A good day of tennis will sometimes come at you from nowhere. When it occurs on the final Saturday of a slow week boasting nothing more glamorous than a few disparate 250 events (and a 500 event that shouldn’t be), then it can recede just as quickly into the more profound nowhere of lost memory. I suppose one must merely be appreciative as it happens, and to make note of it; a quixotic attempt to quell the surge of general forgetting. Too many of those lists purporting to recap a season’s best matches ignore too many of the truly best, just because they happened ‘nowhere’. Today was a good day of tennis.

Nicolas Almagro’s defeat of Stan Wawrinka in Buenos Aires today probably won’t go on to feature on any best-of list, even one compiled tomorrow. This is a shame, for it was a tremendous encounter, and among the more notable clay court matches I’ve seen in years. I am, admittedly, a sucker for a great one-handed backhand. (Late at night, alone, I’ll sometimes even settle for an average one, and dig up some old footage of Sampras or Henman hacking about, the aesthetic equivalent of Hugh Grant cruising the LA streets for ghastly hookers. Like Grant, who had Liz Hurley waiting at home, I sometimes just need a break from marvelling at Gustavo Kuerten. I’m not proud of it. But I digress.) Almagro and Wawrinka have two of the most attractive, secure and effective one-handers in the world. Both can create from the backhand, like a forehand, achieving angles and touch denied to their double-fisted counterparts. There were entire rallies, especially in that third set, without a forehand being struck. Anachronistic perhaps, but it was also a delight.
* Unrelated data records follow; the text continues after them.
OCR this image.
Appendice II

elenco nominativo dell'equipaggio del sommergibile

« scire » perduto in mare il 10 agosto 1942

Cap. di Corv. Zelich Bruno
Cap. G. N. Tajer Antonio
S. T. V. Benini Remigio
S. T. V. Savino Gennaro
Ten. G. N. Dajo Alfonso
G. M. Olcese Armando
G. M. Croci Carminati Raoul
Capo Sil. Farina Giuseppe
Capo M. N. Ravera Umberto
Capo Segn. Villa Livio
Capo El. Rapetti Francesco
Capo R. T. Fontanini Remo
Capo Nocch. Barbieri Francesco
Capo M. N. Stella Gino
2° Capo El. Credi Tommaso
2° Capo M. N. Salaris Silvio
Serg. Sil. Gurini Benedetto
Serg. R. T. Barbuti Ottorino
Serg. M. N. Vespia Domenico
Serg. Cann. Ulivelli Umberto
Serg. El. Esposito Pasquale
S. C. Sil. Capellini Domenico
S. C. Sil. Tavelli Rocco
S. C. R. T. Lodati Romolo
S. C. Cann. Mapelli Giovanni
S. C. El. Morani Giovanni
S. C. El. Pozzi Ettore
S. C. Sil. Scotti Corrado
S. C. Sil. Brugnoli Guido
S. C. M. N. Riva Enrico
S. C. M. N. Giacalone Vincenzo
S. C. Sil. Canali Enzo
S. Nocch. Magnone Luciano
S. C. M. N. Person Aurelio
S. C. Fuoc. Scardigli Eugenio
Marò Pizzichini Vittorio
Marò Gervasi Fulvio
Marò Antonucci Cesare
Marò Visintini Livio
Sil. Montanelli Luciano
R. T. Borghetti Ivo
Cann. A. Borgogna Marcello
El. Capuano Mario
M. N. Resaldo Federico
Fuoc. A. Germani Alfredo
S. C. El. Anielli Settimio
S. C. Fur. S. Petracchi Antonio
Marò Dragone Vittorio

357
Until Almagro broke at the end, it was anyone’s match. Wawrinka seemed to have breakpoints in every game. Indeed, it is worth reminding ourselves that for all Almagro never loses in this part of the season to anyone but Ferrer, he does go to three sets a lot. His record seems dominant, but he rarely dominates. Often, he isn’t far from losing. That he goes on winning anyway – except against Ferrer – suggests greater mental fortitude that he is usually credited with. Nonetheless, the question of why he cannot reproduce these results in Europe is not merely a nice one, but an essential one. In tomorrow’s final, he faces Ferrer.

Marseilles, Semifinals

(4) Del Potro d. (1) Tsonga, 6/4 6/7 6/3

Llodra d. (3) Tipsarevic, 6/4 7/6

If neither of the fine Marseilles semifinals were quite as good as that ripper in Buenos Aires – a ball-tearer, my father would say – collectively they added up to something more. What they added up to was another succinct argument in favour of speeding up more of the hardcourt events. It was a curt rebuttal to the belief that doing so would return the sport to the serve-centric blitzkriegs of the 1990s. None of the four players involved lack a decent serve – Tipsarevic’s is a marvel given his size – yet there was no shortage of rallies.
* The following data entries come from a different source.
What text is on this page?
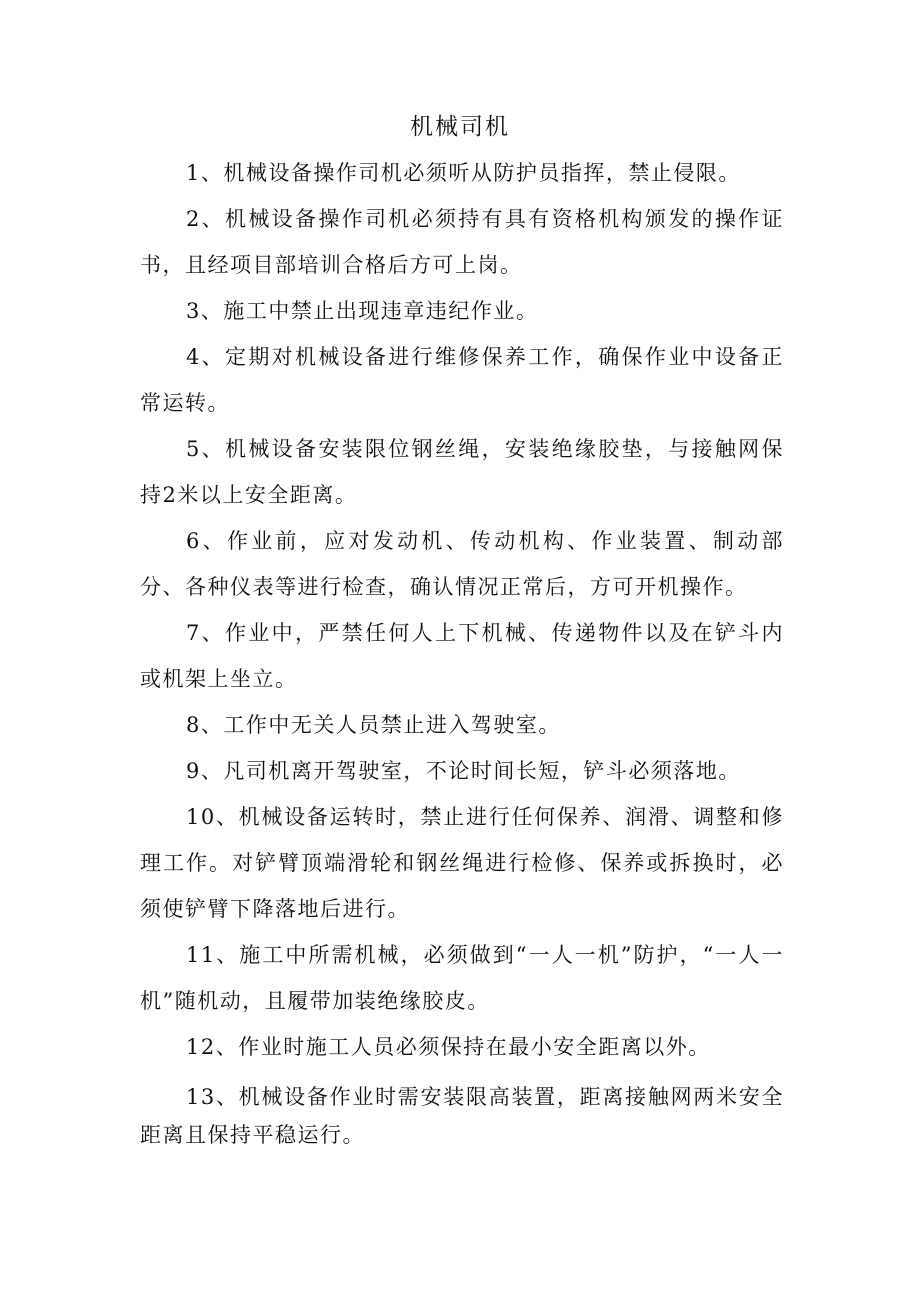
机械司机

1、机械设备操作司机必须听从防护员指挥，禁止侵限。

2、机械设备操作司机必须持有具有资格机构颁发的操作证书，且经项目部培训合格后方可上岗。

3、施工中禁止出现违章违纪作业。

4、定期对机械设备进行维修保养工作，确保作业中设备正常运转。

5、机械设备安装限位钢丝绳，安装绝缘胶垫，与接触网保持2米以上安全距离。

6、作业前，应对发动机、传动机构、作业装置、制动部分、各种仪表等进行检查，确认情况正常后，方可开机操作。

7、作业中，严禁任何人上下机械、传递物件以及在铲斗内或机架上坐立。

8、工作中无关人员禁止进入驾驶室。

9、凡司机离开驾驶室，不论时间长短，铲斗必须落地。

10、机械设备运转时，禁止进行任何保养、润滑、调整和修理工作。对铲臂顶端滑轮和钢丝绳进行检修、保养或拆换时，必须使铲臂下降落地后进行。

11、施工中所需机械，必须做到“一人一机”防护，“一人一机”随机动，且履带加装绝缘胶皮。

12、作业时施工人员必须保持在最小安全距离以外。

13、机械设备作业时需安装限高装置，距离接触网两米安全距离且保持平稳运行。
The wonder, however, was that there weren’t only rallies. There was plenty of serve-volleying, especially from Llodra but also from Tsonga, and streams of aces. Returning also came into its own as an aggressive element of the sport, and not merely as a measure of how effectively the returner could negate the server’s inherent advantage. Within the rallies themselves there was ample variation, and buttressed the point that a three-stroke point is quite unlike a ten-stroke one, while most rallies beyond a dozen or so groundstrokes will come to feel the same. Variety is the key.
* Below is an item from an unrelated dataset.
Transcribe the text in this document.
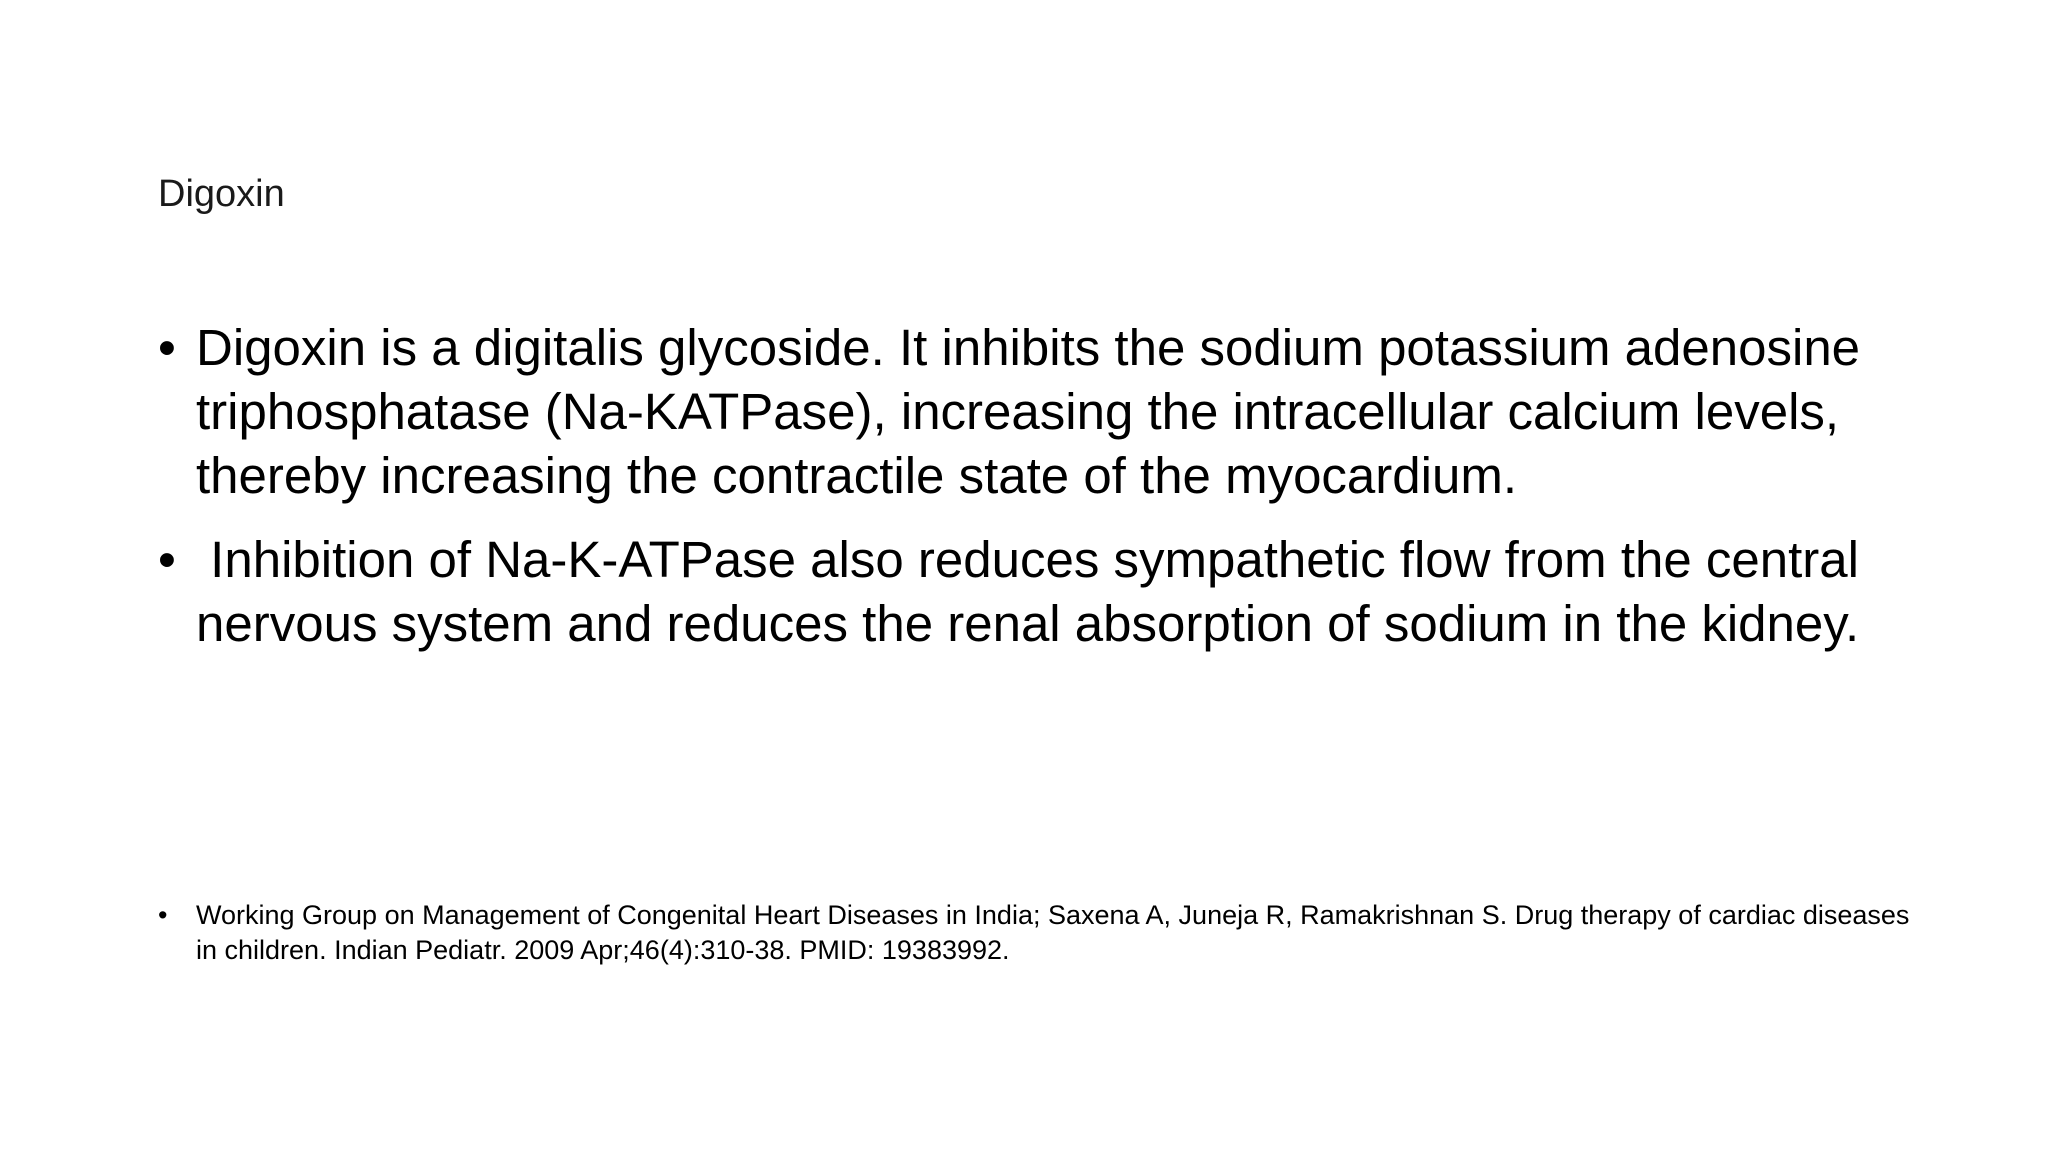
Digoxin
• Digoxin is a digitalis glycoside. It inhibits the sodium potassium adenosine triphosphatase (Na-KATPase), increasing the intracellular calcium levels, thereby increasing the contractile state of the myocardium.
• Inhibition of Na-K-ATPase also reduces sympathetic flow from the central nervous system and reduces the renal absorption of sodium in the kidney.
• Working Group on Management of Congenital Heart Diseases in India; Saxena A, Juneja R, Ramakrishnan S. Drug therapy of cardiac diseases in children. Indian Pediatr. 2009 Apr;46(4):310-38. PMID: 19383992.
Nonetheless, it probably wasn’t the key for del Potro, whose best bet against Tsonga will almost always be to maintain equilibrium while the Frenchman cools and combusts from point to point. At his best del Potro retains control while essaying minor elaborations on a theme of tremendous pace. He can hit players from the court without seeming to take undue risks. His shortcoming is that he cannot go with the best players when they lift to vertiginous heights, as we saw last week in Rotterdam, when he mostly matched a merely good Federer in the second set, but was scrambled by a great one in the first. That match only reinforced a tendency in del Potro’s game to start slowly, and thereafter recover. Although fans might prefer it otherwise, as a pattern, it is certainly better than the inverse, of fading after a strong opening. At least his recoveries give him something to work with, and are a testament to his underlying commitment and resilience. That was again much in evidence today after he’d lost a match point in the second set tiebreak, but then went on to break Tsonga early in the third, and run away with the match.

Tomorrow will be del Potro’s second final in as many weeks. He will face the newly shaven Michael Llodra, whose one-handed backhand and virtuosity at the net would mark him as a throwback if his advanced age didn’t instead reveal him to be the last of a dying breed. The modern game has driven the Frenchman to doubles, although he still emerges for the odd run at a fast indoor event. Tomorrow’s final with thus represent another rarity in the modern game – a true contrast in styles. If del Potro wins – and he likely will – it will be his first indoor title, a rare first in this nostalgic week, the nowhere week of fast indoor courts and one-handed backhands.